The team is also keeping costs down by hiring local workers, including Valleywide Concrete, Mayday Electric and Hedlund Contracting.

“They’re the one group that showed significant interest in local employment,” said bell. “They will try and source whatever they can locally. Overall, we’re hoping it will be a nice boost for some in the valley.”

The decision to approve the project team was unanimous among the five councillors who voted. Coun. Tanya Ducharme left the room for the vote, after she declared a conflict of interest because her employer, the Columbia Brewery, which pays a large percentage of sewer fees that will help cover the town’s share, was mentioned in the resolution.

A separate motion was made at the March 27 meeting to engage an individual to act as the town’s agent, who would, among other duties, conduct site visits and inspections at the project site.

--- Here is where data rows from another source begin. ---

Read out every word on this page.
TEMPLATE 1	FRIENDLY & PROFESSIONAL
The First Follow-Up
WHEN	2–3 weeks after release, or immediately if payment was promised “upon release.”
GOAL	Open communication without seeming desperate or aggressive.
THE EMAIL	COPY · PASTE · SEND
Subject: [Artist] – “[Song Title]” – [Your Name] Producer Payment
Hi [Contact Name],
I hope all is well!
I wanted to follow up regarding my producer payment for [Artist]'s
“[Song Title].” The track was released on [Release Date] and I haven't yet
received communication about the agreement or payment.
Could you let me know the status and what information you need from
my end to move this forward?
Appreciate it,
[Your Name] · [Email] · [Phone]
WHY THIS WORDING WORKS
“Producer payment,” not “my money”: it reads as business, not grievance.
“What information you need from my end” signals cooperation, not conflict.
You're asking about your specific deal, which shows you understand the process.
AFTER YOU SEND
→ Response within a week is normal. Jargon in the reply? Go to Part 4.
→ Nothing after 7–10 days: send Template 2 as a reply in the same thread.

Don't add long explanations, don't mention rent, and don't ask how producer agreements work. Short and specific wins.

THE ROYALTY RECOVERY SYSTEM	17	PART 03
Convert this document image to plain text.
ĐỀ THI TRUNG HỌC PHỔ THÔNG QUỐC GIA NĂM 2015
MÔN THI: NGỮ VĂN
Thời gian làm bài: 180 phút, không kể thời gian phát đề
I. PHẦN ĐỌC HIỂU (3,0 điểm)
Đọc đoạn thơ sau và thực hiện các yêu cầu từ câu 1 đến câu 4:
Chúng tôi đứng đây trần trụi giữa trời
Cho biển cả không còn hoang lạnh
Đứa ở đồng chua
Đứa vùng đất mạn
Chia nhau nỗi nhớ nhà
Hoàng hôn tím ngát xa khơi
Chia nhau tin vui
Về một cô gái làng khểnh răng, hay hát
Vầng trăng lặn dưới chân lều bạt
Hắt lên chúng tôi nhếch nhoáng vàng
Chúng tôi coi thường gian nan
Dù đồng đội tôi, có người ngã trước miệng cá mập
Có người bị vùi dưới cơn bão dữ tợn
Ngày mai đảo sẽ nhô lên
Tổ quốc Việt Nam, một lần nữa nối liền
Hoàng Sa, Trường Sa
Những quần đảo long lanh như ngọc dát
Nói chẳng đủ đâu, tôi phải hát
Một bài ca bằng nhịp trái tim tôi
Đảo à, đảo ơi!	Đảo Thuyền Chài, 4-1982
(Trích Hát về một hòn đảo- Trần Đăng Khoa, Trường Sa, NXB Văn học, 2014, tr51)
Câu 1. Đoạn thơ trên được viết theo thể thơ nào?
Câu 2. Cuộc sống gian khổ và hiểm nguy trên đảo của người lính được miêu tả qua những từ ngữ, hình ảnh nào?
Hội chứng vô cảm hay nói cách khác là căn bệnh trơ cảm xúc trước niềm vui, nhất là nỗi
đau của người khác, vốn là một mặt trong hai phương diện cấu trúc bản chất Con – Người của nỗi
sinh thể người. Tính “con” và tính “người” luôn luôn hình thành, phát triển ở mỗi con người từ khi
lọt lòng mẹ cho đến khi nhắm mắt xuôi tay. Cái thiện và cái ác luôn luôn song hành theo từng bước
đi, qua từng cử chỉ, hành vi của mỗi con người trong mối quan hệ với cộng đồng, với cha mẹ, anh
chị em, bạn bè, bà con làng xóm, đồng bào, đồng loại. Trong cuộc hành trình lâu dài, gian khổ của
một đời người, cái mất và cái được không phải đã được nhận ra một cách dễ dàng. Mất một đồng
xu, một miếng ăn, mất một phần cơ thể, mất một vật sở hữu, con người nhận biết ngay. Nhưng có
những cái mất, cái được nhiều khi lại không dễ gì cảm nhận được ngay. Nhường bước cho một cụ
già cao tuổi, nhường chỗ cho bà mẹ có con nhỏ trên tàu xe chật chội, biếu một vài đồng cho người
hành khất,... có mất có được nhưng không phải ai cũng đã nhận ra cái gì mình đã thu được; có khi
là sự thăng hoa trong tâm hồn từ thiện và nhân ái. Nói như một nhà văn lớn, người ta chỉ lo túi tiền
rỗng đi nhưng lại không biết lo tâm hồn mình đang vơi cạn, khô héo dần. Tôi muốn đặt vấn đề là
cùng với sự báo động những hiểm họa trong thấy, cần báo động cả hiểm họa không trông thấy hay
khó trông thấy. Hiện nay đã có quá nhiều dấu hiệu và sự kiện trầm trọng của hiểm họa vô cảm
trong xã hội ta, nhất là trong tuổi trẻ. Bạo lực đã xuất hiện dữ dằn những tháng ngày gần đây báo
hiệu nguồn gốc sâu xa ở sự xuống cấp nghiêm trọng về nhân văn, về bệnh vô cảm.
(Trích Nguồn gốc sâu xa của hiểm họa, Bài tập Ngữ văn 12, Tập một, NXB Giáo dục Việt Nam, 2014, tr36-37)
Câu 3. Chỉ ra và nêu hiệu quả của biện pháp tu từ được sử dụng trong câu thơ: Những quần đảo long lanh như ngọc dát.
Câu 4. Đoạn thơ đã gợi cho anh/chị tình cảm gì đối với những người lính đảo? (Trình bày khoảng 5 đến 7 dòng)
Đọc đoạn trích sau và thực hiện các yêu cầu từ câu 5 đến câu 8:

“It’s a lot for us to take on,” Bell said at the meeting.

An agent of this type usually charges between one and three per cent of the project price, which could range between $60,000 and $180,000. Coun. Jerry Schmalz said he would have preferred the fee to range between one and two per cent, but joined Ducharme and Couns. Joanna Wilson, Scott Veitch, Judy Gadicke and Wes Graham in passing the motion.

Town staff expect the fee to come in at the lower end of the range as this project is not overly complex and has been planned well.

“Most of the work has been done in-house,” Bell told council.